Gratitude versus (Great) Expectations

We're just back to Texas, from a visit to Idaho. Too short but oh so sweet. We crammed every single day with as much family time as we possibly could. Church twice at our kids' church (so wonderful to be in their new building!). Lots of going out to eat at favorite places with favorite people. We had one big shindig with everyone over to celebrate Cub Sweetheart's birthday. Steaks on the grill, enjoying our newly constructed deck, wild ping pong games downstairs, crazy noise level, while the two little girls ran up and downstairs. So good!



We'll head back to Idaho sometime in June, and the deck will be used hard for the next five months. I'm already looking forward to catching glimpses of the fawns that are bound to be hanging around below. I've ordered hanging baskets of flowers, and have picked out two all-weather rockers for the open side of the deck, with a tower heater to keep us warm on chilly evenings. Morning coffee and wine-thirty should be glorious there. Do I sound excited? I am! Those stairs lead to the hot tub below, which our two youngest Littles call 'Grammy's swimming pool'.

We got a bit of snow several times while we were there, which was nice. Nice because I got to enjoy it for a few days and then leave it. The last few days there you could feel the arrival of spring starting to show up, just a little bit. I'm thinking this deck will be a great place to put a hummingbird feeder too.


I read a book last fall, The Happiness Project by Gretchen Rubin, and she had one line that caught my attention. I was listening to Audible on a treadmill at the time, so there was no highlighting or underlining but it stuck with me. I came home and told CS about it, and several days later he came back to me and told me it had been on his mind. The author relayed how someone had told her that seeing life through eyes of gratitude, rather than expectation had had a profound effect on them. CS and I have adopted this as our mantra -to we see our health, our marriage, our children, grandchildren, family, friends, finances, etc. etc. - ultimately our lives - through eyes of gratitude rather than through expectations met or not; when we manage to do so, it changes everything. We had this sign made and it sits above our kitchen cabinets in our little Huckleberry Haven home. I've got another one on order for our Little House on the Prairie.


My oldest daughter had the idea to start a small bookclub, where we'll read only very old books and meet to discuss them. They're SO long we've got a pace of two to three months to read each one. Bleak House was our first, and we're now set to discuss Les Miserables in June, when I'm back in Idaho.
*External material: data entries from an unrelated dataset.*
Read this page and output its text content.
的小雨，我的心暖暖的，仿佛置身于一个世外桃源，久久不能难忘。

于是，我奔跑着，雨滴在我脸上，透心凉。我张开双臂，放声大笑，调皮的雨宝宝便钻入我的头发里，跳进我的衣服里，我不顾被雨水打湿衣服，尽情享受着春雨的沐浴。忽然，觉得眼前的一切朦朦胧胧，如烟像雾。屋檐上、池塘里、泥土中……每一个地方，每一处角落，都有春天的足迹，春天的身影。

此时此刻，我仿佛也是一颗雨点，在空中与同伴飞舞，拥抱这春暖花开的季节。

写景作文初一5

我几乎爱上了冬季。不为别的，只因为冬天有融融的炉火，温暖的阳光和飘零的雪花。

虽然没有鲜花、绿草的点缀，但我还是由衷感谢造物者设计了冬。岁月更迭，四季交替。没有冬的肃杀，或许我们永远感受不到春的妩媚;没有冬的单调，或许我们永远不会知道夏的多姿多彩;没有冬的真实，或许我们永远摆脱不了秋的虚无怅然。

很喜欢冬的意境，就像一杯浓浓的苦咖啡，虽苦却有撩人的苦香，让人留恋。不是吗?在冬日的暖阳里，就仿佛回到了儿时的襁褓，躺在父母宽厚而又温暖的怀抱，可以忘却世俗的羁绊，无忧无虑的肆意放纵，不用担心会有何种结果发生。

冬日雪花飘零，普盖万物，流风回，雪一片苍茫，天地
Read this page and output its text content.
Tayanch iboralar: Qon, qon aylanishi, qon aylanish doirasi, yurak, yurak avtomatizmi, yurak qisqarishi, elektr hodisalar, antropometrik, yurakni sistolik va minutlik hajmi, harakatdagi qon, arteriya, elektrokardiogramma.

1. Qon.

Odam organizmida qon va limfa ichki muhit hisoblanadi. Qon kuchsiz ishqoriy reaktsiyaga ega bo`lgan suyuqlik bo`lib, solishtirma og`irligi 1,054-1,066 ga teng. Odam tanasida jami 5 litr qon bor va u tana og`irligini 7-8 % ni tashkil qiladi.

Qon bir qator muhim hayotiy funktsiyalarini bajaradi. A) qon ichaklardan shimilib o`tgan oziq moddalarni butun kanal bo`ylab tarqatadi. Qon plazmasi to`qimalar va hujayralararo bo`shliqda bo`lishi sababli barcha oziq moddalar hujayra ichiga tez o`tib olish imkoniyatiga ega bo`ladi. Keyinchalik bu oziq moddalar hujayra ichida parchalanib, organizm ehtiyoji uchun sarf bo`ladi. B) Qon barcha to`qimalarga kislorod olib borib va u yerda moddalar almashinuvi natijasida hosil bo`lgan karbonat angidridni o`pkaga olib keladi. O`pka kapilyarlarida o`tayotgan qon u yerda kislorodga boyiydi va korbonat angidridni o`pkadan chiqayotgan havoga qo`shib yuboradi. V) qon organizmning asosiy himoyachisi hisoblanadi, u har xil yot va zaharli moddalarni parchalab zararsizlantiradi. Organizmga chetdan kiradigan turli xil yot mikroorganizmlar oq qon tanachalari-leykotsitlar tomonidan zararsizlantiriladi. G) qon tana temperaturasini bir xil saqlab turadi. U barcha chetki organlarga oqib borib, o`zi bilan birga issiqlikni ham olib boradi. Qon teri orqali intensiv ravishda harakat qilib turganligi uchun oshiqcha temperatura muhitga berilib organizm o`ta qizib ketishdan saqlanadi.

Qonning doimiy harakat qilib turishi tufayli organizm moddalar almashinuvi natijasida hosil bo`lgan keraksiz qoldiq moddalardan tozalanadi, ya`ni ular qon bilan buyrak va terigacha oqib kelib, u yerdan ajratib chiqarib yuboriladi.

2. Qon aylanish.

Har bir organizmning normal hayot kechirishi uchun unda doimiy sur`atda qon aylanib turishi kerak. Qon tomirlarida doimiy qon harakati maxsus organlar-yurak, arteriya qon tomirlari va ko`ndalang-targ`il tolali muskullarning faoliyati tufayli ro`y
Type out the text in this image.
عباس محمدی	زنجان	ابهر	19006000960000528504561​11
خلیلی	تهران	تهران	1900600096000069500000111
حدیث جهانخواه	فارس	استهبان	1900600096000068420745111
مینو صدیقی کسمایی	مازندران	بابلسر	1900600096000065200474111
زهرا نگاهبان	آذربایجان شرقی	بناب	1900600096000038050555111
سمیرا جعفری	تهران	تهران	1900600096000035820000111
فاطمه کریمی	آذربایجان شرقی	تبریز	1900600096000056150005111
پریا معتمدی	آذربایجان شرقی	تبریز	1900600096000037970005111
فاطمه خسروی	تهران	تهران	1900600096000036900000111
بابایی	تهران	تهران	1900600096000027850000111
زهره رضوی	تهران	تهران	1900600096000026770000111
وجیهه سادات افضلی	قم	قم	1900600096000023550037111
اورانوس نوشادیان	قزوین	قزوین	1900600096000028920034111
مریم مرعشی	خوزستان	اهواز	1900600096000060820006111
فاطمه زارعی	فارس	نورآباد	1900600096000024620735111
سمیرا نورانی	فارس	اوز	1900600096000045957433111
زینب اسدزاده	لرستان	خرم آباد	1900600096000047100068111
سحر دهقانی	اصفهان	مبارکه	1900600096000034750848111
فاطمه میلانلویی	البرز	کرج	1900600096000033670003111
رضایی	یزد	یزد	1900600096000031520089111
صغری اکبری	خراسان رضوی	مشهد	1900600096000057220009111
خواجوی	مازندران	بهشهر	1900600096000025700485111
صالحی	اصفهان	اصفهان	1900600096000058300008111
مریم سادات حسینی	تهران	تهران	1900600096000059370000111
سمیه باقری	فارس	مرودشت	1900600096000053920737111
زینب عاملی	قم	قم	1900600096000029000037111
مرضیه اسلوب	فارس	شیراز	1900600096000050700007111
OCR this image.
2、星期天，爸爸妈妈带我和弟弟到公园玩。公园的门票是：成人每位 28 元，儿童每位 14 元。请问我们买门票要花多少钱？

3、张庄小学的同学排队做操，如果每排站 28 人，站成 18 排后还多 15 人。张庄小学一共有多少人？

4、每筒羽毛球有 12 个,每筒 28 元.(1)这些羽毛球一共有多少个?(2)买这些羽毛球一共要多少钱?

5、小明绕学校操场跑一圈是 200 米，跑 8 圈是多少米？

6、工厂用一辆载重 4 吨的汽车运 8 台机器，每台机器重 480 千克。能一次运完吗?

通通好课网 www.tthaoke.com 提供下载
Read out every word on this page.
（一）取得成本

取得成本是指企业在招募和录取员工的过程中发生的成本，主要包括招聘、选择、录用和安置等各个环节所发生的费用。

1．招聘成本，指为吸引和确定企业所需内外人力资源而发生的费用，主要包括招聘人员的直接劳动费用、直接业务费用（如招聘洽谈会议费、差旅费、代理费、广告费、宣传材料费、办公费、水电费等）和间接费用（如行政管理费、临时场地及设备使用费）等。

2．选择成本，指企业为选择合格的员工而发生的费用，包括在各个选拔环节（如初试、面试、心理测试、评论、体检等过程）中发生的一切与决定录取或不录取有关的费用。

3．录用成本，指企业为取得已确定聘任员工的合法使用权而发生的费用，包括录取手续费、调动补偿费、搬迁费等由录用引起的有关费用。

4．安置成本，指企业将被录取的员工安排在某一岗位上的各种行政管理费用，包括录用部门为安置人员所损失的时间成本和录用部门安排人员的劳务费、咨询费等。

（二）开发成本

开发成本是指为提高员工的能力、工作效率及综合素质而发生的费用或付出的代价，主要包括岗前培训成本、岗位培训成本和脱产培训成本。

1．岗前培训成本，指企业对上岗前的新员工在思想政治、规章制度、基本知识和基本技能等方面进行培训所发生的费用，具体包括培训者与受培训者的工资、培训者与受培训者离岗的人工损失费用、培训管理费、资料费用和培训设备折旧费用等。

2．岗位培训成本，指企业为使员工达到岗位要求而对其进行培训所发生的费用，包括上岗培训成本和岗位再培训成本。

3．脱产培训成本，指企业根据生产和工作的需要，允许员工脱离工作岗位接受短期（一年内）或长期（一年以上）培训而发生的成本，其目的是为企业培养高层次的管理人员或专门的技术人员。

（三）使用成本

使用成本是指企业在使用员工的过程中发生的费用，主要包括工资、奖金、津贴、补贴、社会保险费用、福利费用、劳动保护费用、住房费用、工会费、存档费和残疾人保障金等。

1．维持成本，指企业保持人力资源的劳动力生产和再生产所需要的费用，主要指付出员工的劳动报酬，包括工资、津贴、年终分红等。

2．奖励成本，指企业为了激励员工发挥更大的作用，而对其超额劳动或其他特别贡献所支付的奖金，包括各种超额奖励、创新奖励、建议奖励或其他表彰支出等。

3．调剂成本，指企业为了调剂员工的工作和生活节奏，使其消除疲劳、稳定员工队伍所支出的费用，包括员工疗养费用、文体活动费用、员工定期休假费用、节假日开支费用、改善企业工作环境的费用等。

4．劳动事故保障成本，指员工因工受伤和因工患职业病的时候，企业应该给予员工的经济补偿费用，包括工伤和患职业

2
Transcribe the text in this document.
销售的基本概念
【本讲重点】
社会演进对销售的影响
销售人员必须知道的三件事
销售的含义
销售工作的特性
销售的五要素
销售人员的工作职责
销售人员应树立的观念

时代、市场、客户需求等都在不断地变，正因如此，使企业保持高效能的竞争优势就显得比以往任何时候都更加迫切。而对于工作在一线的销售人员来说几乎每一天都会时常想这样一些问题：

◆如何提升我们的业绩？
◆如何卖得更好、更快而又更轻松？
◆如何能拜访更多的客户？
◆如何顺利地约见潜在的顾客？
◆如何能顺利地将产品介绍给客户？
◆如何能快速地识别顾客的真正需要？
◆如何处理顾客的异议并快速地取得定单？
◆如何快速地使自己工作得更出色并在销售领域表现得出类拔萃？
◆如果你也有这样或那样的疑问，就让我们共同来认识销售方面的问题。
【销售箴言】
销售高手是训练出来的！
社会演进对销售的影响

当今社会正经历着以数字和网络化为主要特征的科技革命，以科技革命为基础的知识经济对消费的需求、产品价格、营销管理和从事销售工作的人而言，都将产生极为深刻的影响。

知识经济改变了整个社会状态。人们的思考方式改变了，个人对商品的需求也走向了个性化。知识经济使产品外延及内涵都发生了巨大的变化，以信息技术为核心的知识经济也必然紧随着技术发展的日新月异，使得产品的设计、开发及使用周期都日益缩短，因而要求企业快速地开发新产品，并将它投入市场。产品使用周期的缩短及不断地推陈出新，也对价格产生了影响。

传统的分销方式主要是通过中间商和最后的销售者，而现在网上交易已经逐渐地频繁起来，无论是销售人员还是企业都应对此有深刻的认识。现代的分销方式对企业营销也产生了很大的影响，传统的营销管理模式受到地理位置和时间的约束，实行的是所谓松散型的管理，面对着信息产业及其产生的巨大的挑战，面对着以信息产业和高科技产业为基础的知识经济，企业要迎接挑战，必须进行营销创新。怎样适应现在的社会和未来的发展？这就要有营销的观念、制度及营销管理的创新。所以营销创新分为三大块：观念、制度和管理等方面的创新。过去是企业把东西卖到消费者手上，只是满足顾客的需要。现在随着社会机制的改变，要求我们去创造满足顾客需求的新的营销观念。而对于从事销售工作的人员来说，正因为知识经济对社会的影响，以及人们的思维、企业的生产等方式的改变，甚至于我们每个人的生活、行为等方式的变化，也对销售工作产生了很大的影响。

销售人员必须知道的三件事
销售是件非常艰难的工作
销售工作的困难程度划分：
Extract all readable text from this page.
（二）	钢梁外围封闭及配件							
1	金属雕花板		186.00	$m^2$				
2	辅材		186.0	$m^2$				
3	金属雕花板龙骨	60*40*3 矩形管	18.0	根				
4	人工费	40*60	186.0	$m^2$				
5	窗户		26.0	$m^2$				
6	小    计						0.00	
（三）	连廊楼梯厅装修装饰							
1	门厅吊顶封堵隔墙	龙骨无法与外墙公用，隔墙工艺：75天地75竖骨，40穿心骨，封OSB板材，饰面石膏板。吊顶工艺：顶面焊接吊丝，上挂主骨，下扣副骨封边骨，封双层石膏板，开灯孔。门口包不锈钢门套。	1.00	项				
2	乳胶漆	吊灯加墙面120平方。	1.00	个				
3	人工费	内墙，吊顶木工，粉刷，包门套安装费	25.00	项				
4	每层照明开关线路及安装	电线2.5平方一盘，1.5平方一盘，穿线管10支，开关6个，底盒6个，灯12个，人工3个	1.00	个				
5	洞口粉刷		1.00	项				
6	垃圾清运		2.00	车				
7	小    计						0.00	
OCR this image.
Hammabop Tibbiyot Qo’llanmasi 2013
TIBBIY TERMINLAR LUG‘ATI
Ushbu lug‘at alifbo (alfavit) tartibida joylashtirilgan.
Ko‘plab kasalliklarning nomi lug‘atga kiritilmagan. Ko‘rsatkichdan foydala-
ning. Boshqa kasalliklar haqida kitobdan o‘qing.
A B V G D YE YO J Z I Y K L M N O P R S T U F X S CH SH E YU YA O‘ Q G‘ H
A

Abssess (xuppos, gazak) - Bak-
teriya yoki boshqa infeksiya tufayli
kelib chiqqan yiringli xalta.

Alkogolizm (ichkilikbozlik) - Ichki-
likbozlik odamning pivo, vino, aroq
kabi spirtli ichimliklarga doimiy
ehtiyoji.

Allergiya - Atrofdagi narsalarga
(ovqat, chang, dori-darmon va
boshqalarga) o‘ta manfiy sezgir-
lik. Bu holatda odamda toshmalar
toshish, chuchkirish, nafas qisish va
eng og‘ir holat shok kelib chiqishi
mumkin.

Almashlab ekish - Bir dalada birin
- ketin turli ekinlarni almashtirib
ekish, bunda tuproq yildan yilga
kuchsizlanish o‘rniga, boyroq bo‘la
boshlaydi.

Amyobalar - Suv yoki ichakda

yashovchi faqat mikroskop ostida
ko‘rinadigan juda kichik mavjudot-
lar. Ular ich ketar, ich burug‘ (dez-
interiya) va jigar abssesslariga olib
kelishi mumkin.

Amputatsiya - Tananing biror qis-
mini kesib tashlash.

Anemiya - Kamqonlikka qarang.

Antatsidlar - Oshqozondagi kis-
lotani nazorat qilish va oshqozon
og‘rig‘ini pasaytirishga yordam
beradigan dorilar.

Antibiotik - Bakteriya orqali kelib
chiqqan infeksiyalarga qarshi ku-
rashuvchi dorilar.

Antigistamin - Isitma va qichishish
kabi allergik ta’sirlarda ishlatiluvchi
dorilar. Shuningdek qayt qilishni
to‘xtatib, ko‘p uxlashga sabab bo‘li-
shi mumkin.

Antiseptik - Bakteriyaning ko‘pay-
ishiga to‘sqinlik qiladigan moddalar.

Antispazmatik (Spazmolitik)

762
My 16 year old grandson is a member, and his first comment was, "I've never been to a bookclub, what do you do?" I've read a lot of books in my lifetime, but I'm fairly certain he's passed me in his 16 years. At age 16 he's read every single Sherlock Holmes, and so many really wonderful books; at age 16 I'd read every single Nancy Drew. More notable than what he's read is his retention and understanding of the books he reads. It was such fun to listen to his comments about Bleak House, hear how much insight he had.

When I learned our first read was going to be Bleak House, that same grandson asked me if I'd already read Great Expectations, also by Dickens. I told him that I'd read a few of Dickens' books but not that one. He insisted that I start there. I read it in December, and fell in love with Pip and had such fun with Miss Havisham. Creepiest, craziest ever character! I'm glad he encouraged me to read it, and was struck at what part 'expectation' played in the plot. (Sidenote: Masterpiece Theater did a great job of producing a short series  of it if you're not up for reading 864 pages of old English. However, be sure you watch the one that stars Gillian Anderson as Miss Havisham.)

Our little bookclub of three has enlarged very quickly into six, so we've closed it for now.  We have two high school students (so fun!) and perhaps when they graduate we'll open it up to more new members. I love, love, love that this reading group spans 46 years difference in age. We talked about BH, Dickens, literature and life for about an hour, with no prepared discussion questions, and had the most wonderful time. I sat there, with my daughter and grandson, and felt so grateful that life has unfolded to this. Not just loving family, but being true friends with them, and seeing it span generations.

Yes to Gratitude. No to Expectation. It's the key to so much of life, isn't it?